Nichts so wie es scheint
„Ich muss an eine Welt außerhalb meiner eigenen Gedanken glauben. Ich muss daran glauben, dass das, was ich tue auch einen Sinn hat, selbst wenn ich mich nicht erinnern kann. Ich muss daran glauben, dass, wenn ich die Augen schließe, die Welt noch da ist. Glaube ich, dass die Welt noch da ist? Ist sie immer noch da? Ja. Wir alle brauchen Erinnerungen, damit wir nicht vergessen, wer wir sind. Das gilt auch für mich. Wo war ich stehen geblieben?“
– Leonard Shelby
Memento ist eines der Erstlings-Werke von Christopher Nolan und stammt aus dem Jahr 2000. Nolan machte sich mit Filmen wie „The Dark Knight“, „Interstellar“ und „Inception“ einen Namen. Wenn ihr dachtet „Inception“ wäre bereits anspruchsvoll und verwirrend, dann solltet ihr euch jetzt anschnallen. Memento spielt in einer ganz anderen Liga. Der Film ist extrem intelligent gemacht, also nichts für einen leichten Popcorn-Kinoabend. Das besondere an Memento ist nicht die Handlung, sondern die Montage des Films – doch eins nach dem anderen.

Wer den Film noch nicht gesehen hat und nichts vorweg genommen haben möchte, sollte jetzt aufpassen, denn es folgen Spoiler. Also Memento schauen und dann hier weiterlesen.
Story
Die Handlung ist relativ schnell erklärt: Die Frau des Hauptcharakters Leonard Shelby stirbt bei einem Einbruch. Außerdem verliert Leonard sein Kurzzeitgedächtnis bei diesem Ereignis, weil er am Kopf verletzt wird. Shelby schwört, sich an dem Einbrecher zu rächen. Daraufhin folgt eine Spurensuche und Verfolgungsjagd, um die Verantwortlichen zur Rechenschaft zu ziehen. Hilfe bekommt er dabei von dem Polizisten Teddy Gammell. Soweit so gut, doch jetzt wird es interessant. Denn der Film verläuft nicht chronologisch, sondern anti-chronologisch. Das heißt die Handlung verläuft schrittweise rückwärts. Zuerst wird die letzte Szene gezeigt, dann die vorletzte, dann die vor-vorletzte und so weiter. Damit jedoch noch nicht genug: Neben der Haupthandlung gibt es auch noch eine Nebenhandlung, die in schwarz-weiß gezeigt wird und chronologisch abläuft. Diese zwei Handlungsstränge treffen dann im Finale des Films zusammen.
Analyse
Warum muss man eigentlich einen Film so unfassbar kompliziert machen?
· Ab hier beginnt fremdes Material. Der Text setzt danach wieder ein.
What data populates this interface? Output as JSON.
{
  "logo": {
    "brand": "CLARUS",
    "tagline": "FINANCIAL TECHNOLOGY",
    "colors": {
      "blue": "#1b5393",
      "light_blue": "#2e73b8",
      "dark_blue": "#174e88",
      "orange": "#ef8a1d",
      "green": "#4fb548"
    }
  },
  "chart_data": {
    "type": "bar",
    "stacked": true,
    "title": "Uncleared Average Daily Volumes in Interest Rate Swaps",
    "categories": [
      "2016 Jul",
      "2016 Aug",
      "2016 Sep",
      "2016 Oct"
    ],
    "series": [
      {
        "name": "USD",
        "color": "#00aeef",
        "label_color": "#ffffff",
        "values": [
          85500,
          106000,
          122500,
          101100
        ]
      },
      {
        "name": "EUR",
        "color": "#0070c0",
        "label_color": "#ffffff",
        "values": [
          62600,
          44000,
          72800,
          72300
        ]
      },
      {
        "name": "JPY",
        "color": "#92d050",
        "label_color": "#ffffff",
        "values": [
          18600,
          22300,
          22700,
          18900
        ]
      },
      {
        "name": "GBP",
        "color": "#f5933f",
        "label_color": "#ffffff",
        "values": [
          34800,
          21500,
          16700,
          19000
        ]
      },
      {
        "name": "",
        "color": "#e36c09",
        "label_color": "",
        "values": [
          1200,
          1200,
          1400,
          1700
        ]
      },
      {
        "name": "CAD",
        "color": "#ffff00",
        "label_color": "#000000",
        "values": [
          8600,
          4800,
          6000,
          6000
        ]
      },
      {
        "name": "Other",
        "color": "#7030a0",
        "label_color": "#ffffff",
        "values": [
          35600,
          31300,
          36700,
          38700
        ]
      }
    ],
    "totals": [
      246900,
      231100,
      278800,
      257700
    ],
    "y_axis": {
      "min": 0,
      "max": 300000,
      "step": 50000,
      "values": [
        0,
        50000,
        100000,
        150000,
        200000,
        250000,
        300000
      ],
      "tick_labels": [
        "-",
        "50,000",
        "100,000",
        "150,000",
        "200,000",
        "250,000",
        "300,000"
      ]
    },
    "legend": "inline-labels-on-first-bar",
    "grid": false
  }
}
Nun, das hat einen guten Grund, denn die Hauptfigur leidet an einer besonderen Art von Gedächtnisverlust. Sein Kurzzeitgedächtnis funktioniert nicht mehr. Leonard kann sich keine neuen Dinge mehr merken und er vergisst alles, was er neu lernt nach wenigen Momenten. Deshalb schreibt er sich Notizen, macht Fotos oder lässt sich tätowieren, um sich wichtige Informationen, die ihm bei der Aufklärung des Falles helfen, festzuhalten. Durch die geschickte Montage des Films wird der Zuschauer in die gleiche Situation gebracht. Er weiß nicht mehr, was vorher geschehen ist. Ähnlich wie Leonard wird er immer wieder in eine neue Umgebung geworfen und muss sich jedes mal neu orientieren. So gesehen ist der Zuschauer dem Hauptcharakter überlegen, da er niemals das gesamte Werk betrachten kann durch seinen Gedächtnisverlust. Die Montage des Filmes wird sozusagen zu einer Visualisierung der Psyche von Leonard Shelby.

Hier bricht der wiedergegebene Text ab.